BACK THEN: Harbhajan Singh (top, left) and Andrew Symonds during the Sydney Test that blew up into the 'Monkeygate' incident. (Above) Ponting playing umpire to Sourav Ganguly (not in picture) was one of the other moments that marred a famous contest

It almost feels like yesterday. Sachin Tendulkar and Harbhajan Singh were trying to take India towards safety in Sydney and the Aussies were trying their best to break the partnership. The tension was palpable and Harbhajan, apparently retaliating against abuses coming from the Australians, came up with something that hurt Andrew Symonds enough to hasten his exit from the game.

"Monkey" became a racial slur and after a controversial defeat in that Test when Sourav Ganguly was given marching orders by Ricky Ponting in the second innings despite Michael Clarke taking a catch on the first bounce, the Indians threatened to come back.

Cricket Australia, BCCI and governments of both the countries had to intervene to make Anil Kumble's men take the field for the third Test in Perth, where India became the first team in 15 years to beat the marauding Aussies.

A few things have changed in the last four years. The major protagonists of that drama are all gone. While some are hosting TV shows or getting into the Big Boss house, others are fighting their own battle with the BCCI.

Both Kumble and Harbhajan, the spin twins of Indian cricket for a decade, are not really in action any more. Kumble, a one-time favourite of BCCI president N Srinivasan, does not share the same warmth any more. After his retirement in 2008, he was brought into the BCCI fold and later went on to become the National Cricket Academy chairman. But things didn't work according to plan and not many will be surprised if Kumble becomes one of the prime players in Srinivasan's probable downfall in two years time.

But what one remembers of Kumble from that 2007-08 series is his being a man who doesn't mince words. "Only one team was playing in the spirit of the game, " after the Sydney loss is remembered as one of the most telling quotes by any Indian captain. So when he says, "I don't want to be figurehead", speaking out against the BCCI mode of functioning, one finds echoes of that same man who never took a backward step in his career.

If Kumble is finding his niche as the 'other' voice in the BCCI administrative jigsaw, Bhajji, the prime player in that Sydney drama, is slowly fading from the mindscape of the Indian cricket fan. His attempts to stay in the news well remain just that - attempts.
The offie, a scourge of the Aussies back home, no longer features in the Indian team with R Ashwin taking his place.
What does a man with more than 400 Test wickets from 98 Tests do to be in circulation?
One day we hear he is out for a month of domestic cricket (did he have a choice after a mere two wickets from two games for Punjab?), the next day he is recording a song for his mother, and on the third day his passport is stolen (duly recovered). And thus, Bhajji remains in the news. So, what does his one-time bitter enemy Andrew Symonds do? Australia may be one of the greatest sporting nations of the 21st century, but they don't need to keep the image of a fading cricket icon alive. And thus, the last resort for every marketable Aussie is the Indian market.
Of course, an Indian Premier League has happened in between and thus a Bhajji and Symonds sit in the same dug-out, posing to be friends in front of the camera. Would Andrew Symonds have taken the 'monkey' jibe so seriously if IPL had happened pre-2008 ?
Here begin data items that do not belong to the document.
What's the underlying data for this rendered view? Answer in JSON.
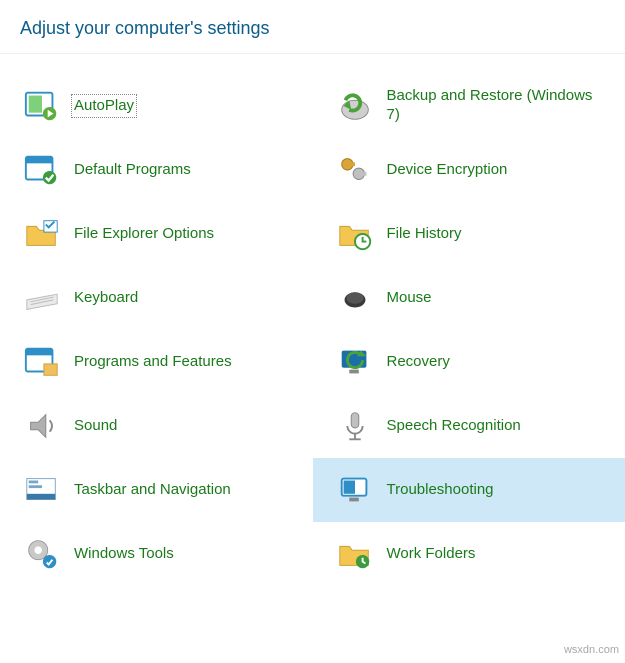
{
  "header": {
    "title": "Adjust your computer's settings"
  },
  "items": [
    {
      "name": "autoplay",
      "label": "AutoPlay",
      "icon": "autoplay-icon",
      "focused": true
    },
    {
      "name": "backup-restore",
      "label": "Backup and Restore (Windows 7)",
      "icon": "backup-icon"
    },
    {
      "name": "default-programs",
      "label": "Default Programs",
      "icon": "default-programs-icon"
    },
    {
      "name": "device-encryption",
      "label": "Device Encryption",
      "icon": "device-encryption-icon"
    },
    {
      "name": "file-explorer-options",
      "label": "File Explorer Options",
      "icon": "folder-options-icon"
    },
    {
      "name": "file-history",
      "label": "File History",
      "icon": "file-history-icon"
    },
    {
      "name": "keyboard",
      "label": "Keyboard",
      "icon": "keyboard-icon"
    },
    {
      "name": "mouse",
      "label": "Mouse",
      "icon": "mouse-icon"
    },
    {
      "name": "programs-features",
      "label": "Programs and Features",
      "icon": "programs-features-icon"
    },
    {
      "name": "recovery",
      "label": "Recovery",
      "icon": "recovery-icon"
    },
    {
      "name": "sound",
      "label": "Sound",
      "icon": "sound-icon"
    },
    {
      "name": "speech-recognition",
      "label": "Speech Recognition",
      "icon": "speech-icon"
    },
    {
      "name": "taskbar-navigation",
      "label": "Taskbar and Navigation",
      "icon": "taskbar-icon"
    },
    {
      "name": "troubleshooting",
      "label": "Troubleshooting",
      "icon": "troubleshooting-icon",
      "hovered": true
    },
    {
      "name": "windows-tools",
      "label": "Windows Tools",
      "icon": "windows-tools-icon"
    },
    {
      "name": "work-folders",
      "label": "Work Folders",
      "icon": "work-folders-icon"
    }
  ],
  "watermark": "wsxdn.com"
}
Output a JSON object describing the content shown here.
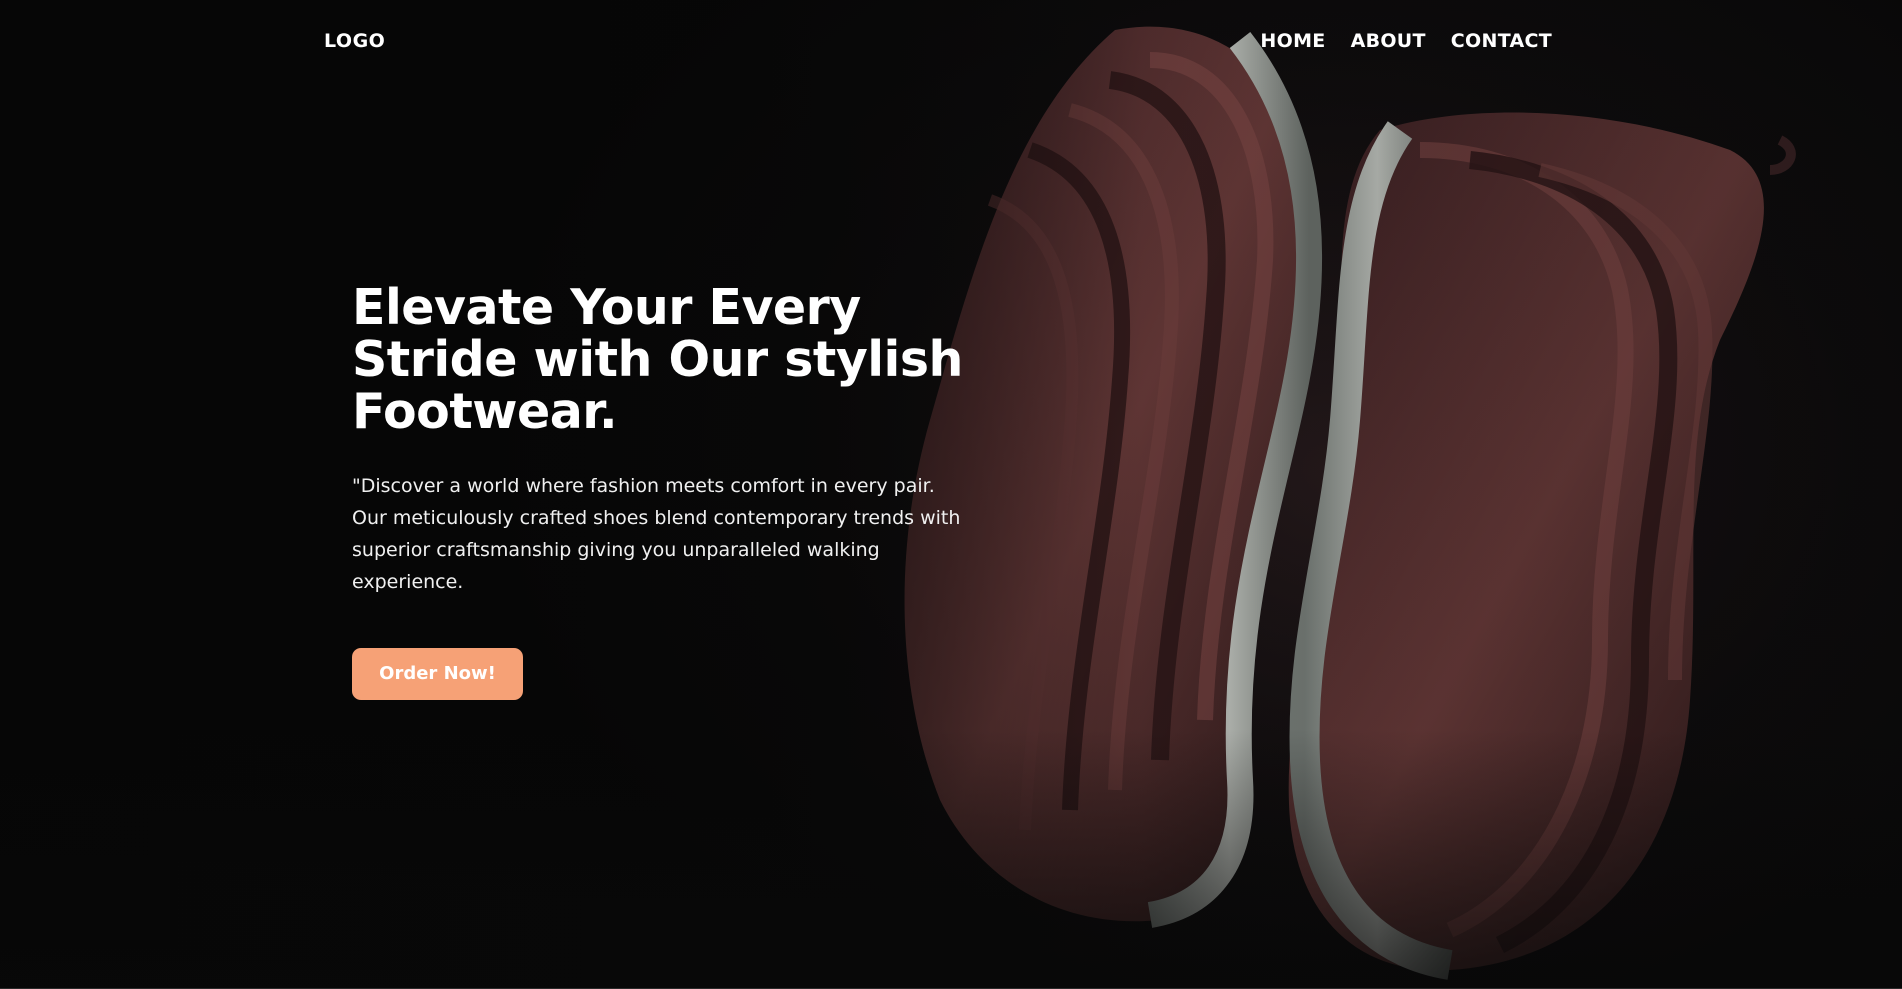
{
  "nav": {
    "logo": "LOGO",
    "links": [
      "HOME",
      "ABOUT",
      "CONTACT"
    ]
  },
  "hero": {
    "headline_lines": [
      "Elevate Your Every",
      "Stride with Our stylish",
      "Footwear."
    ],
    "description": "\"Discover a world where fashion meets comfort in every pair. Our meticulously crafted shoes blend contemporary trends with superior craftsmanship giving you unparalleled walking experience.",
    "cta_label": "Order Now!",
    "background_image": "shoes-photo"
  },
  "colors": {
    "background": "#0b0a0b",
    "text": "#ffffff",
    "accent": "#f6a176",
    "shoe_bronze": "#6b3a3a",
    "shoe_sole": "#c9ccc6"
  }
}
Daryl Harper, a much-hated Australian umpire remembered for giving Sachin Tendulkar out leg-before while ducking, doesn't think so. "The IPL has brought the Indians and Australians close. . . Such incidents would never have taken place, " Harper had said.
What he didn't say was that the Australians can't be half-as-aggressive towards the Indians these days if they have to hold on to their place in the Big Boss house or sell their music album in the Indian market.
Still, four Test matches have to be played under the facade of an Agneepath series with a few careers on the line. Mike Hussey and Ricky Ponting, two big draws in the Indian market, will probably get one more chance to revive their fledging careers, while the marquee 100th hundred has to happen before it really gets cold. So, time to set our alarm clocks and get ready for a drowsy, red-eyed January!

Who knows, perhaps a piece of much-hyped history in the form of a Test series win Down Under is just around the corner.